И тут, не понимая почему, я вдруг почувствовал, как словно туча заволокла для меня возможность какого-то счастья…
— Но все-таки, — продолжала бабушка, — я вовсе не хочу вооружать два юных существа друг против друга, делать их несчастными, и хотя это детская любовь, а она очень часто, — заметьте, я не говорю «всегда», — оканчивается ничем, но мы будем относиться к любви этой серьезно и надеяться на счастливый конец. А времени впереди у нас достаточно.
В этих словах, конечно, было не много утешительного для такого восторженного влюбленного, как я, но я был рад уж и тому, что бабушка знает мою тайну. Я горячо благодарил ее за это новое доказательство любви ко мне и вообще за все, что она для меня сделала в жизни, после чего бабушка, нежно простившись со мной и захватив свой чепец, отправилась в мою спальню.
Каким несчастным почувствовал я себя, улегшись в постель! С какой болью в душе я думал и думал о том, что в глазах мистера Спенлоу я теперь бедняк! Как мучила меня мысль, что я уж не тот, кем считал себя, что рыцарский долг требует, чтобы я сообщил Доре о перемене моего положения и предоставил ей взять обратно свое слово, пожелай она этого. Я спрашивал себя с тревогой, на что я буду жить, готовясь в прокторы, не получая в конторе «Спенлоу и Джоркинс» никакого жалованья, как смогу я содержать бабушку. Над всем этим ломал я себе голову и не находил выхода. Потом рисовалась мне бедность: в кармане ни гроша, сюртук мой изношен, я не могу уже больше гарцоватъ на сером красавце-коне, не могу уже больше делать подношений Доре, не могу больше блистать… И хотя я прекрасно сознавал, что печалиться так о себе эгоистично, неблагородно, и сознание это терзало меня, но я слишком любил Дору и не мог ничего с собой поделать. Я сознавал, что печалиться о себе больше, чем о бабушке, низко, но это эгоистичное чувство было связано с Дорой, и ни для кого в мире я не мог пожертвовать ею. Ах! Каким несчастным чувствовал я себя в эту ночь!
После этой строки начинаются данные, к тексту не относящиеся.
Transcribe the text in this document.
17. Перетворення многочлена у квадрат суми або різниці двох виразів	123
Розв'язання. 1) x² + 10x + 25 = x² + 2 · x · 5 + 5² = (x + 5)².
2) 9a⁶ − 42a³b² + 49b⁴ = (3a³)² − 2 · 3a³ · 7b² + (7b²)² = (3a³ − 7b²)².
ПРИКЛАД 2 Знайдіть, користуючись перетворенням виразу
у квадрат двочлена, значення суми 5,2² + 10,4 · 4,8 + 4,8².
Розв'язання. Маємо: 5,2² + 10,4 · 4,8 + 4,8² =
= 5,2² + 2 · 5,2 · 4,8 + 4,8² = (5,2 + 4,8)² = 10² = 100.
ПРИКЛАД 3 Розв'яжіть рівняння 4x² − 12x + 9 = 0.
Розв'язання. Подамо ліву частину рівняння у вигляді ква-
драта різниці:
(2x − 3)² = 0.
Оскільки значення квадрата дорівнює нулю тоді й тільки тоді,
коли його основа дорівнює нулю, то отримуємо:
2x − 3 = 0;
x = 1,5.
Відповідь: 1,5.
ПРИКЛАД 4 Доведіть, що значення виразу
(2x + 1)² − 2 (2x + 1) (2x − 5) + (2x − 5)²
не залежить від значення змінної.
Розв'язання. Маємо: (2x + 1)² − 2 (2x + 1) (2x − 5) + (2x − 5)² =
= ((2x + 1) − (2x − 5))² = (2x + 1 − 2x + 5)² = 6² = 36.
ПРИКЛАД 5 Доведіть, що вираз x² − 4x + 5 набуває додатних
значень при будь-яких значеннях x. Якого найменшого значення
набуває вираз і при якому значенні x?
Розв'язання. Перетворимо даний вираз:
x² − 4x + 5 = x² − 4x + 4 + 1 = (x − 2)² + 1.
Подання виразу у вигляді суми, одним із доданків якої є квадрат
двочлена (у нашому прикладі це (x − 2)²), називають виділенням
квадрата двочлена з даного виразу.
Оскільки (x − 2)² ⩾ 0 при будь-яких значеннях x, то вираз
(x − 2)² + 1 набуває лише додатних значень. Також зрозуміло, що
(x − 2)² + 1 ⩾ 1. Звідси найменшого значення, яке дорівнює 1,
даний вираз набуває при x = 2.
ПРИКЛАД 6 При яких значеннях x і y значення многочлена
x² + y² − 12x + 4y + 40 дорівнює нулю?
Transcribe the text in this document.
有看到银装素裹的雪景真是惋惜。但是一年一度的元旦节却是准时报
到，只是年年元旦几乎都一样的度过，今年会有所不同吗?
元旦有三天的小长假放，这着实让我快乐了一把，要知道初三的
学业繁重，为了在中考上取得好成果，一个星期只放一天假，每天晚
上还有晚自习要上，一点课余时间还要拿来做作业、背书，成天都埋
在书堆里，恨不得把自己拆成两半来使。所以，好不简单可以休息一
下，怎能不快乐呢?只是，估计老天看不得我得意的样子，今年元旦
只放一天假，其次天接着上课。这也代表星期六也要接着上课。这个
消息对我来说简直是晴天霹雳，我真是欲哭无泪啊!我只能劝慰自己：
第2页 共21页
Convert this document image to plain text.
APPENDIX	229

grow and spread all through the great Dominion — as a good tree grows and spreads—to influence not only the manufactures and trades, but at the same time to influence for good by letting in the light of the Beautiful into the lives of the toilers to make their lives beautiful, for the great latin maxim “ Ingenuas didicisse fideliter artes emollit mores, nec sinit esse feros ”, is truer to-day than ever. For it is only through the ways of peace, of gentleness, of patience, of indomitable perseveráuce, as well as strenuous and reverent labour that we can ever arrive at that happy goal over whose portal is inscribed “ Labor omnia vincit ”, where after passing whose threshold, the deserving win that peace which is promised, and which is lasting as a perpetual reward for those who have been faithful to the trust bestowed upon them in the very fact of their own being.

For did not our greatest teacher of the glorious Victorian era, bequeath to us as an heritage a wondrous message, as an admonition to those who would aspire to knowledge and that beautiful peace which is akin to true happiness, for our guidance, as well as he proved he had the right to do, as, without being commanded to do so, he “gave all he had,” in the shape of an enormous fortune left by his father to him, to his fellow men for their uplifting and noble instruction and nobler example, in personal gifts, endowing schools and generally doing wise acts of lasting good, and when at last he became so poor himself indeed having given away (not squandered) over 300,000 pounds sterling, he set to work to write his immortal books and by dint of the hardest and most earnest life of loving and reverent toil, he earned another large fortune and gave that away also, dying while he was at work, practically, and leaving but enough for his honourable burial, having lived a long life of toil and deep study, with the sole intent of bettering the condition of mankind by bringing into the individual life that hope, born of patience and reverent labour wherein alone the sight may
Кажется, я еще не уснул, а мне уж начала сниться бедность во всех ее видах: вот я в лохмотьях и стараюсь продать Доре полпачки спичек за полпенни; а вот я в конторе в одной ночной сорочке и сапогах, и мистер Спенлоу сурово выговаривает мне, как осмеливаюсь я появляться в таком легкомысленном костюме перед клиентами. Тут же в конторе я с жадностью подбираю крошки, падающие с сухаря, который ежедневно съедает старик Тиффи, когда на колокольне св. Павла бьет час. А вот я добиваюсь получить из «Докторской общины» разрешение на брак с Дорой, у меня нет ни гроша, и я предлагаю в уплату одну из перчаток Уриа Гиппа, но вся «Докторская община» с негодованием отказывается принять перчатку…
Сплю я плохо, часто просыпаюсь и, неясно сознавая, где я, мечусь среди своих простынь, словно погибающий корабль среди бушующих морских волн.